As part of the GSRC Bookshelf [8] effort, placement results from a number of tools have been made available. In addition, both source code and executable versions of some placement tools are also available, allowing independent verification of results.
We have refrained from presentation of "definitive" placement results in this paper, preferring instead to direct researchers towards a Web-based table of current results. Placement results are large, preventing unambiguous description in the limited space available for a technical paper. Additionally, placement tools are being continually improved, and results that could be reported here would likely become outdated quickly.
Standard Measurement
We would also encourage the adoption of a standard for row spacing, number of rows, and method of half-perimeter wire length computation. Many current research groups have eliminated row spacing, and this matches current design practice; thus, we suggest that the standard include zero spacing, and caution that this will make results from current placement tools incomparable to some previously published work. The GSRC Bookshelf standard cell placement slot includes a tool to determine half perimeter wire length, given a properly formatted placement result.
It should be stressed again that half-perimeter wire length should not be considered as the only measure of placement quality. Issues such as signal delay, power consumption, crosstalk, and area are perhaps more important, but are also quite difficult to measure accurately. It is our hope that if some convergence can be obtained on half-perimeter wire length measures, we can extend this success to other metrics as well.
New Benchmarks
Industry groups have been hesitant to release current designs, citing competitive advantage issues. We would suggest that while some competitive advantage might be lost, guidance and benchmarks from industry groups could improve the state of computer aided design as a whole.

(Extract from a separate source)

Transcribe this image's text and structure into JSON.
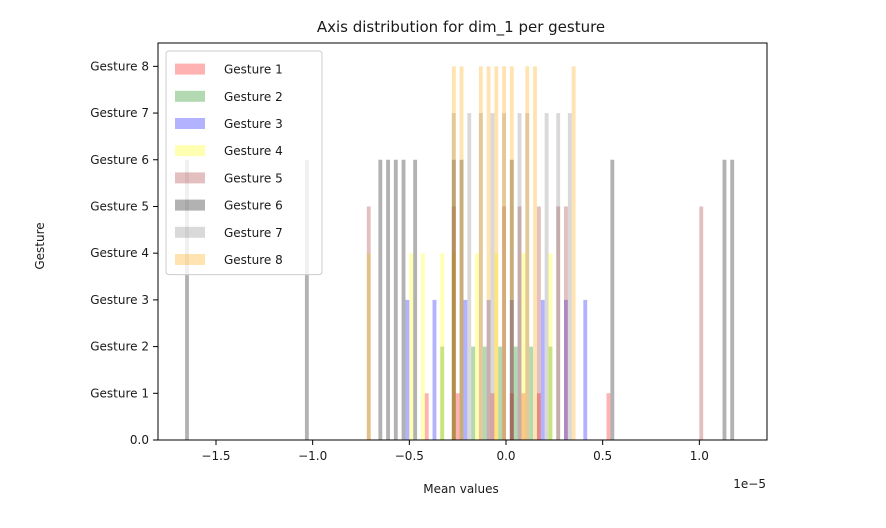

Recently, a number of industrial partitioning benchmarks [1] have been adapted into standard cell placement benchmarks [21] . While these new benchmarks lack information such as signal directions, cell functionality, etc., they are relatively large, and are also free of wide ranging interpretation. We encourage research groups to report results on these benchmarks, using the row spacings, pad placements, and distance metrics provided. These benchmarks are available through the GSRC Bookshelf standard cell placement slot.